Today, former Minister of Justice Irwin Cotler has a fantastic editorial in the online edition of the Globe and Mail. Read it here. Cotler's article points out how criticizing and condemning only Israel's policies in the UN Human Rights Council is anti-Semitic in its tone and substance. I've been in a couple heated discussions involving Israel lately, and in both cases the topic of criticism of Israel's policies and anti-Semitism has come up. One can disagree and be critical of specific Israeli policies without being anti-Semitic; rational people simply call that a discussion or a debate. But what Cotler is discussing goes much deeper:
Regrettably, this discriminatory and one-sided approach has become not the exception but the norm. Council sessions of the past year reflected not only the same contempt for the rule of law, but the systematic singling-out of a member state for selective and discriminatory treatment, while granting the major violators exculpatory immunity.
Examples abound:
– There have been nine resolutions condemning one member state only (Israel) but none of any of the other 191 members of the international community, including, for example, no condemnation of the genocide in Darfur, or of the public and direct incitement to genocide and massive human-rights violations in President Mahmoud Ahmadinejad's Iran.
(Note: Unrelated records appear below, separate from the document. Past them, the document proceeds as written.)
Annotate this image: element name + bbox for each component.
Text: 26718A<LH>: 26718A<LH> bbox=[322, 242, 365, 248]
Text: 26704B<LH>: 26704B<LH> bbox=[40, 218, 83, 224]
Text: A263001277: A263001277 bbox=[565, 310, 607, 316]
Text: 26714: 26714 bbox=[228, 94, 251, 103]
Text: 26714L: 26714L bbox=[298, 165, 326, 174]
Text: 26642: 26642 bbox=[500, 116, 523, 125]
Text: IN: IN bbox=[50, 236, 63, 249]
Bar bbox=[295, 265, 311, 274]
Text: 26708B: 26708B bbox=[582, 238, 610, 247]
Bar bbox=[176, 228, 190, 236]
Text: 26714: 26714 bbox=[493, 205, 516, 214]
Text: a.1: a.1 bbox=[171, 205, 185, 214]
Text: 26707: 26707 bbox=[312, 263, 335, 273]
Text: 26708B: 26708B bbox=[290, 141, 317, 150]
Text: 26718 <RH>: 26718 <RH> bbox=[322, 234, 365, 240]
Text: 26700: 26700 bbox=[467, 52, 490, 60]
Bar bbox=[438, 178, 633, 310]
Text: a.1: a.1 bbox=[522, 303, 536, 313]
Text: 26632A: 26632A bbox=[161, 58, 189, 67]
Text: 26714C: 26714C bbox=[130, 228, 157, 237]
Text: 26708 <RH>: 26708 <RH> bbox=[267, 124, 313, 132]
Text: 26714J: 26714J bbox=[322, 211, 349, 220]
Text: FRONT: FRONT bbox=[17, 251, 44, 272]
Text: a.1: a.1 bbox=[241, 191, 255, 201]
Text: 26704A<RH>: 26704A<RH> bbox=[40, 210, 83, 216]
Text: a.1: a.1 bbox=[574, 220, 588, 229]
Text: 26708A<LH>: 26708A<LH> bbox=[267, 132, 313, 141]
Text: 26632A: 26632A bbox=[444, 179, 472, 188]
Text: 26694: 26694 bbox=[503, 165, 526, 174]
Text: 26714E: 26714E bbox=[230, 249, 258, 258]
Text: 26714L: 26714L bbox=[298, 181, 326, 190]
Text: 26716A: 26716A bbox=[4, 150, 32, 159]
– The continuing exclusion of one member state (Israel) from membership in any of the five regional groups that govern the council, thereby denying a member state the fundamental rights of due process and equitable standing.
– The council's discourse, as exemplified in the session just ended, as an endless drumbeat of indictment and incitement against Israel, again contrary to the council's founding principles and procedures.
Way, way back when the new Council was first established I expressed my severe doubts about the legitimacy and sustainability of the new body. I hate to be proven right when it comes to such a serious topic as human rights. The UN has long been institutionalizing hatred of Israel, and many individual people read these UN reports without any counterbalancing literature and end up contributing to the problem that has turned the state of Israel into "the Jew among nations," which is in itself a contemptuous anti-Semitic term. The Human Rights Council is the latest UN arm in extending anti-Israel and anti-Semitic sentiment.
When someone as distinguished as Professor Cotler expresses his frustration at the UN in such strong terms, something is deeply wrong. For those who don't know, Cotler has been around in Canadian politics for a very long time and played no small role in promoting the Canadian Charter of Rights and Freedoms when it was initially conceived. He represented Natan Sharansky when he was on trial in the Soviet Union (Sharansky, after being released, returned to Israel and has been a very successful politician; he also wrote me a nice email after I emailed him about his book The Case for Democracy) and his rights were being abused. He's a long-time friend of Alan Dershowitz, who knows a thing or two about rights. But he is most well-known to me for the simple statement: "rights are rights are rights."